Antes de fotografarmos pessoas, fotografamos uma paisagem. Uma janela, um telhado, uma árvore, a luz atravessando o dia. E talvez exista algo de bonito nisso: a fotografia começou tentando guardar justamente aquilo que parecia mais simples.
Entre 1826 e 1827, o francês Joseph Nicéphore Niépce colocou uma placa preparada com betume em uma câmera escura e a voltou para a paisagem que podia ver da janela de sua propriedade, em Le Gras, na França. O resultado é conhecido como “View from the Window at Le Gras” — Vista da janela em Le Gras — e é considerada a mais antiga fotografia permanente sobrevivente produzida em uma câmera. Niépce chamou seu processo de heliografia, algo próximo de “escrita pelo sol”.
A fotografia que chegou até nós é pequena, silenciosa e pouco nítida. À primeira vista, talvez até pareça difícil compreender por que uma imagem tão rudimentar ocupa um lugar tão grande na história, mas basta pensar no que estamos olhando: estamos olhando para uma paisagem que atravessou quase dois séculos.
Naquele momento, Niépce ainda não tinha a fotografia como conhecemos hoje. Não havia instantâneo, retrato de família, fotografia de rua ou imagem colorida. Não havia sequer a palavra “fotografia” como nome consolidado para aquilo que estava tentando fazer. Mas havia luz e a tentativa de fazê-la permanecer.
A exposição utilizada foi extremamente longa — tradicionalmente estimada em cerca de oito horas, embora pesquisas apontem que o processo pode ter envolvido um período ainda maior. Durante esse tempo, o sol se deslocou pelo céu. Por isso, a luz parece atingir os edifícios de lados diferentes da imagem. É quase como se o próprio movimento do tempo tivesse ficado registrado na fotografia e, talvez seja isso que mais me chama atenção nessa imagem. Ela não congelou exatamente um instante, ela guardou uma duração.

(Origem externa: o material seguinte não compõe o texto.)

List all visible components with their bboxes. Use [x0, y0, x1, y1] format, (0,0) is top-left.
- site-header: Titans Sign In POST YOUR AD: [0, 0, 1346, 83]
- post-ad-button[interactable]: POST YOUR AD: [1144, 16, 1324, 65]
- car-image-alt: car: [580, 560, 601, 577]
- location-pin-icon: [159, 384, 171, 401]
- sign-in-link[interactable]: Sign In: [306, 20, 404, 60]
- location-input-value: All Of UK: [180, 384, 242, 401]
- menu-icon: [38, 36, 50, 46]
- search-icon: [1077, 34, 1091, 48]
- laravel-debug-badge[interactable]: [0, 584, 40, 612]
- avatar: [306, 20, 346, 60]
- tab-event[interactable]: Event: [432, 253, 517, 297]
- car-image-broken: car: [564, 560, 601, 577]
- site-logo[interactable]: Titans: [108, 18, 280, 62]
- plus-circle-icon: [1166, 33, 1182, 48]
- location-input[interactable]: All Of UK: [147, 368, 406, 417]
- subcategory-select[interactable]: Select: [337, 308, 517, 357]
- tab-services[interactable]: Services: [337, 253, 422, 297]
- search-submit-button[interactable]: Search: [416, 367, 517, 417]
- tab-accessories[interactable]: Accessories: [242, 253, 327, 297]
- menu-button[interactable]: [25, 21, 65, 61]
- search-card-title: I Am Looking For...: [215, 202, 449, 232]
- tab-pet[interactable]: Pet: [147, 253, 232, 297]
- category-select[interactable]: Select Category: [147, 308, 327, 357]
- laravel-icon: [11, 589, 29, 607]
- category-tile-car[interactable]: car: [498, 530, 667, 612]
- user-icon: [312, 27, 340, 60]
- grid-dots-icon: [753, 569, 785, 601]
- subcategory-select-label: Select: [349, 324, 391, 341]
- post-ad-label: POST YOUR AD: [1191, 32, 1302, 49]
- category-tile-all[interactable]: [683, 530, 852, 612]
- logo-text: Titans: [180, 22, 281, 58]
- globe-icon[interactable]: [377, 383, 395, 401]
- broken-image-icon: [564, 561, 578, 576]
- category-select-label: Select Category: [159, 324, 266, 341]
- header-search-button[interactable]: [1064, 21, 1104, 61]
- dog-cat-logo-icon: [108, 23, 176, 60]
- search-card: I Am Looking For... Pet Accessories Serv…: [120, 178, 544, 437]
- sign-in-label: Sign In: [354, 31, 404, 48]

Enquanto Niépce esperava, o dia acontecia, a luz mudava, as sombras caminhavam, o mundo continuava e, ao final, alguma coisa havia permanecido sobre uma placa. Hoje fazemos uma fotografia em uma fração de segundo. Fotografamos enquanto caminhamos, enquanto conversamos, enquanto esperamos o café, enquanto a cidade passa pela janela. Registramos tanto que, às vezes, esquecemos de olhar.
A primeira fotografia nos lembra de outra relação com a imagem. Uma relação de espera, atenção e permanência. E há algo especialmente simbólico em descobrir que uma das primeiras fotografias da história seja justamente uma vista de uma janela.
Uma janela é uma passagem entre dentro e fora. Entre aquilo que vivemos e aquilo que observamos. É um enquadramento natural do mundo. Talvez toda fotografia seja um pouco isso. Uma janela escolhida por alguém. Um pedaço do mundo que, por algum motivo, mereceu ser separado de todo o resto. Niépce olhou para fora e encontrou uma paisagem. Nós continuamos fazendo o mesmo.
Olhamos para Curitiba, para o Paraná, para o Brasil, para nossas casas, nossas ruas, nossas pessoas, nossas paisagens. E, quando fotografamos, fazemos uma escolha silenciosa: isso eu quero lembrar.
Quase duzentos anos depois, a imagem de Niépce continua diante de nós. A paisagem mudou, a casa mudou, o mundo mudou, mas aquela luz encontrou uma maneira de ficar. E talvez seja por isso que a primeira fotografia ainda nos diga tanto. Porque, antes de aprender a fotografar pessoas, acontecimentos e histórias, a fotografia aprendeu uma coisa essencial: olhar para o mundo e dizer — permaneça.